DISCURSO DO PAPA JOÃO PAULO II
AOS SACERDOTES, AOS RELIGIOSOS
E ÀS RELIGIOSAS

Catedral de Bréscia, 26 de Setembro de 1982

 

1.O encontro convosco, caríssimos Sacerdotes, Religiosos e Religiosas da Igreja de Bréscia, renova na minha alma o sentimento de alegria que sempre experimento quando, na Sé de Pedro ou nas viagens pastorais, falo com os sacerdotes e com as almas consagradas e rezo com eles.

Agradeço ao Senhor por ter guiado os meus passos até junto de vós. Agradeço-vos a todos e ao vosso venerado Bispo este acolhimento tão afectuoso, e também tudo o que fizestes a fim de que a minha visita à Igreja e à gente de Paulo VI fosse uma ocasião de graça para todos. Sabei que me sois caríssimos, que vos sigo no vosso generoso trabalho pastoral, que esperei, rezando, este momento para vós e para mim tão importante.

Dirijamos antes de tudo o pensamento adorador e o louvor a Jesus Cristo nosso Senhor. Estamos reunidos em Seu nome. Somos convocados pelo Seu amor. Fomos por Ele chamados, um a um, pessoalmente, a segui-1'O. Seja o nosso encontro um hino a Ele, da nossa fé, da nossa esperança e caridade. Valha para a presente reunião o que Paulo VI, ao abrir, a 29 de Setembro de 1963, a segunda sessão do Concílio, invocava sobre aquela extraordinária assembleia católica: "Nenhuma outra luz paire sobre esta sessão, a não ser Cristo, luz do mundo; nenhuma outra verdade interesse os nossos espíritos, a não ser as palavras do Senhor, nosso único Mestre; nenhuma outra aspiração nos guie, a não ser o desejo de Lhe sermos absolutamente fiéis; nenhuma outra confiança nos sustenha, senão aquela que dá força, mediante a palavra d'Ele, à nossa desolada fraqueza".

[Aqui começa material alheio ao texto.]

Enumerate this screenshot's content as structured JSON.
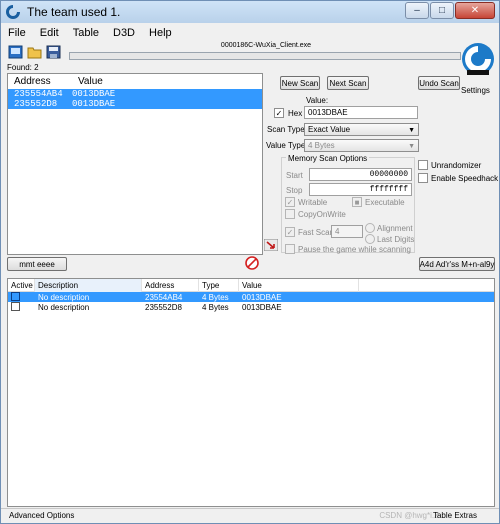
{
  "window": {
    "title": "The team used 1."
  },
  "menu": [
    "File",
    "Edit",
    "Table",
    "D3D",
    "Help"
  ],
  "process_title": "0000186C-WuXia_Client.exe",
  "found_label": "Found: 2",
  "results": {
    "headers": [
      "Address",
      "Value"
    ],
    "rows": [
      {
        "address": "235554AB4",
        "value": "0013DBAE"
      },
      {
        "address": "235552D8",
        "value": "0013DBAE"
      }
    ]
  },
  "buttons": {
    "new_scan": "New Scan",
    "next_scan": "Next Scan",
    "undo_scan": "Undo Scan",
    "memory_view": "mmt eeee",
    "add_address": "A4d Ad'r'ss M+n-al9y"
  },
  "settings_label": "Settings",
  "value": {
    "label": "Value:",
    "hex_label": "Hex",
    "hex_checked": true,
    "input": "0013DBAE"
  },
  "scan_type": {
    "label": "Scan Type",
    "selected": "Exact Value"
  },
  "value_type": {
    "label": "Value Type",
    "selected": "4 Bytes"
  },
  "memory_options": {
    "title": "Memory Scan Options",
    "start_label": "Start",
    "start_value": "00000000",
    "stop_label": "Stop",
    "stop_value": "ffffffff",
    "writable": "Writable",
    "executable": "Executable",
    "copy_on_write": "CopyOnWrite",
    "fast_scan": "Fast Scan",
    "fast_scan_value": "4",
    "alignment": "Alignment",
    "last_digits": "Last Digits",
    "pause": "Pause the game while scanning"
  },
  "side_options": {
    "unrandomizer": "Unrandomizer",
    "enable_speedhack": "Enable Speedhack"
  },
  "address_table": {
    "headers": [
      "Active",
      "Description",
      "Address",
      "Type",
      "Value"
    ],
    "rows": [
      {
        "description": "No description",
        "address": "23554AB4",
        "type": "4 Bytes",
        "value": "0013DBAE"
      },
      {
        "description": "No description",
        "address": "235552D8",
        "type": "4 Bytes",
        "value": "0013DBAE"
      }
    ]
  },
  "status": {
    "advanced": "Advanced Options",
    "table_extras": "Table Extras",
    "watermark": "CSDN @hwg*i.Z"
  },
  "colors": {
    "selection": "#3399ff",
    "progress": "#06b025",
    "accent_red": "#d42020"
  }
}
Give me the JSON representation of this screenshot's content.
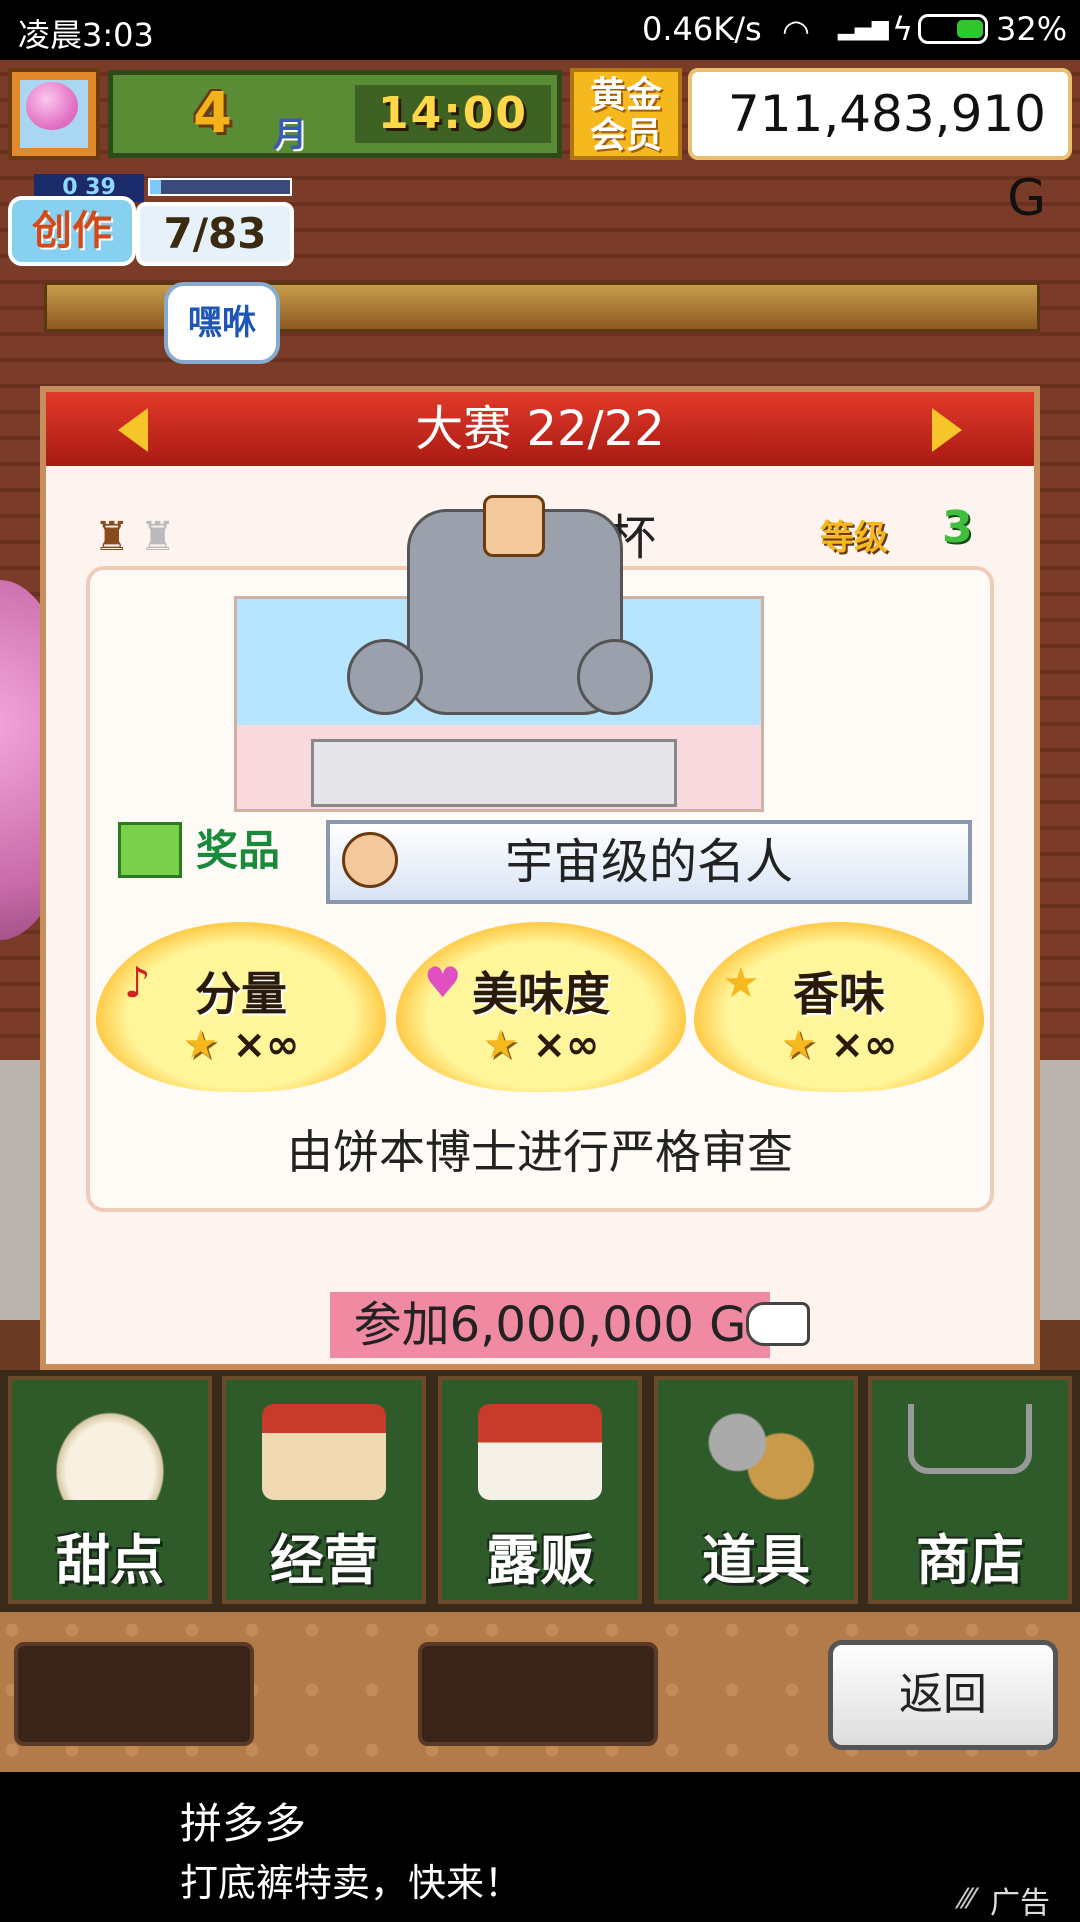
{
  "status_bar": {
    "time": "凌晨3:03",
    "network_speed": "0.46K/s",
    "battery_percent": "32%"
  },
  "hud": {
    "month_number": "4",
    "month_unit": "月",
    "clock": "14:00",
    "vip_badge": "黄金会员",
    "money": "711,483,910 G",
    "create_label": "创作",
    "create_progress": "7/83",
    "create_counter": "0 39",
    "speech_bubble": "嘿咻"
  },
  "contest": {
    "header": "大赛 22/22",
    "name": "超级大本杯",
    "level_label": "等级",
    "level_value": "3",
    "prize_label": "奖品",
    "prize_name": "宇宙级的名人",
    "criteria": [
      {
        "name": "分量",
        "icon": "music-note-icon",
        "mult": "×∞"
      },
      {
        "name": "美味度",
        "icon": "heart-icon",
        "mult": "×∞"
      },
      {
        "name": "香味",
        "icon": "star-icon",
        "mult": "×∞"
      }
    ],
    "judge_text": "由饼本博士进行严格审查",
    "join_label": "参加6,000,000 G"
  },
  "menu": {
    "items": [
      {
        "label": "甜点",
        "icon": "cake-icon"
      },
      {
        "label": "经营",
        "icon": "store-icon"
      },
      {
        "label": "露贩",
        "icon": "food-truck-icon"
      },
      {
        "label": "道具",
        "icon": "gear-bag-icon"
      },
      {
        "label": "商店",
        "icon": "cart-icon"
      }
    ]
  },
  "back_label": "返回",
  "ad": {
    "title": "拼多多",
    "subtitle": "打底裤特卖，快来！",
    "tag": "广告"
  }
}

2.Um sentimento particular, uma comoção íntima experimento ao deter-me na igreja paroquial, na qual a 29 de Maio de 1920 o "meu verdadeiro pai", como desejei chamar-lhe na minha primeira carta encíclica, recebeu a imposição das mãos do seu veneradíssimo Bispo, D. Giacinto Gaggia, e se tornou sacerdote para a eternidade. Este é um dos lugares onde, na minha peregrinação à Igreja e à terra de Paulo VI, desejava principalmente ir e visitar.

Aqui, neste lugar sagrado, o jovem João Baptista Montini se doou completamente a Deus. Aqui confirmou as suas núpcias com Cristo, ao Qual permaneceria fiel até à morte. Aqui se abandonou à acção do Espírito Santo para receber a Sua graça que transforma e os dons que viriam a brilhar com admirável fulgor na sua vida. Aqui, sob o olhar de Maria toda santa, à Qual é dedicada esta catedral, ele Lhe declarou a sua filial devoção e o seu afectuosíssimo amor.

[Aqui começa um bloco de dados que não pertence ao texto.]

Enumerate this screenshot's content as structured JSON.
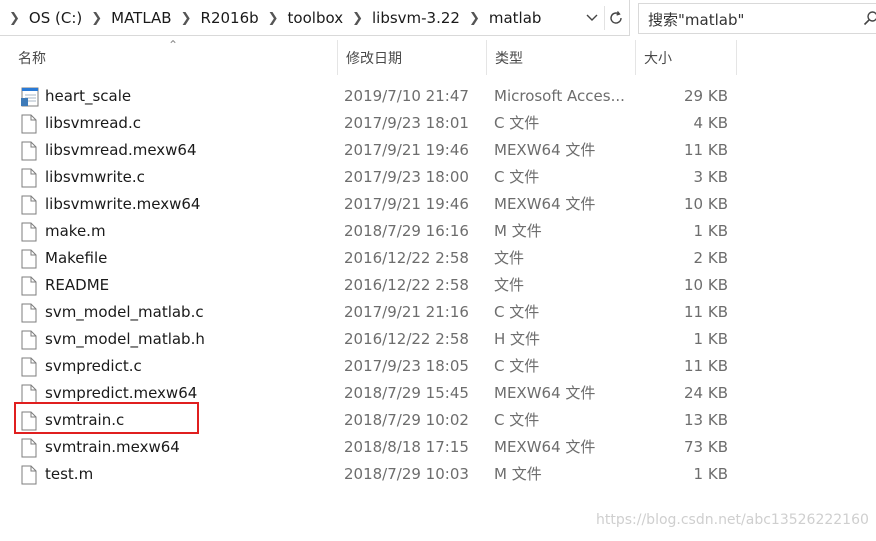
{
  "address": {
    "crumbs": [
      "OS (C:)",
      "MATLAB",
      "R2016b",
      "toolbox",
      "libsvm-3.22",
      "matlab"
    ]
  },
  "search": {
    "placeholder": "搜索\"matlab\""
  },
  "columns": {
    "name": "名称",
    "date": "修改日期",
    "type": "类型",
    "size": "大小"
  },
  "files": [
    {
      "name": "heart_scale",
      "date": "2019/7/10 21:47",
      "type": "Microsoft Acces...",
      "size": "29 KB",
      "icon": "access-file-icon"
    },
    {
      "name": "libsvmread.c",
      "date": "2017/9/23 18:01",
      "type": "C 文件",
      "size": "4 KB",
      "icon": "file-icon"
    },
    {
      "name": "libsvmread.mexw64",
      "date": "2017/9/21 19:46",
      "type": "MEXW64 文件",
      "size": "11 KB",
      "icon": "file-icon"
    },
    {
      "name": "libsvmwrite.c",
      "date": "2017/9/23 18:00",
      "type": "C 文件",
      "size": "3 KB",
      "icon": "file-icon"
    },
    {
      "name": "libsvmwrite.mexw64",
      "date": "2017/9/21 19:46",
      "type": "MEXW64 文件",
      "size": "10 KB",
      "icon": "file-icon"
    },
    {
      "name": "make.m",
      "date": "2018/7/29 16:16",
      "type": "M 文件",
      "size": "1 KB",
      "icon": "file-icon"
    },
    {
      "name": "Makefile",
      "date": "2016/12/22 2:58",
      "type": "文件",
      "size": "2 KB",
      "icon": "file-icon"
    },
    {
      "name": "README",
      "date": "2016/12/22 2:58",
      "type": "文件",
      "size": "10 KB",
      "icon": "file-icon"
    },
    {
      "name": "svm_model_matlab.c",
      "date": "2017/9/21 21:16",
      "type": "C 文件",
      "size": "11 KB",
      "icon": "file-icon"
    },
    {
      "name": "svm_model_matlab.h",
      "date": "2016/12/22 2:58",
      "type": "H 文件",
      "size": "1 KB",
      "icon": "file-icon"
    },
    {
      "name": "svmpredict.c",
      "date": "2017/9/23 18:05",
      "type": "C 文件",
      "size": "11 KB",
      "icon": "file-icon"
    },
    {
      "name": "svmpredict.mexw64",
      "date": "2018/7/29 15:45",
      "type": "MEXW64 文件",
      "size": "24 KB",
      "icon": "file-icon"
    },
    {
      "name": "svmtrain.c",
      "date": "2018/7/29 10:02",
      "type": "C 文件",
      "size": "13 KB",
      "icon": "file-icon",
      "highlighted": true
    },
    {
      "name": "svmtrain.mexw64",
      "date": "2018/8/18 17:15",
      "type": "MEXW64 文件",
      "size": "73 KB",
      "icon": "file-icon"
    },
    {
      "name": "test.m",
      "date": "2018/7/29 10:03",
      "type": "M 文件",
      "size": "1 KB",
      "icon": "file-icon"
    }
  ],
  "highlight_color": "#e01f1f",
  "watermark": "https://blog.csdn.net/abc13526222160"
}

Caro, grande e venerado Paulo VI! Que a tua memória seja bendita. Que a recordação da tua vida e da tua santa morte seja guardada como um bem precioso. Que o teu testemunho não seja perdido.

Vim a este lugar de graça como um peregrino. Aqui me detenho em meditação e oração, adorando a vontade de Deus que escolheu Paulo VI para guiar a Igreja de Cristo, e me escolheu para ser o sucessor e continuar aquele "serviço de Pedro" que é serviço ao amor misericordioso e salvífico de Cristo por toda a humanidade. Na comunhão dos Santos, uno, neste lugar, a minha adoração à de Paulo VI, renovando, em sua memória, a minha obediência total a Cristo. Cristo só! Cristo sempre!

3. Nesta igreja catedral também quase todos vós, caríssimos sacerdotes de Bréscia, recebestes a Ordem Sagrada. Também vós, pois, juntamente comigo, sois levados a pensar neste momento no mistério da graça que se realizou em cada um de vós com a imposição das mãos do Bispo, e no desígnio providencial ao qual, com a vossa total doação ao Senhor, fostes, num dia mais ou menos longínquo, para sempre associados. Também para vós a recordação da ordenação de João Baptista Montini é motivo para adorar a Vontade divina que vos chamou, como a ele, ao sacerdócio para o serviço à Igreja e à humanidade. Também em vós os admiráveis factos de graça, que neste templo se realizaram e todos os dias se realizam, deixam o coração transbordante de maravilha e necessitado de orar.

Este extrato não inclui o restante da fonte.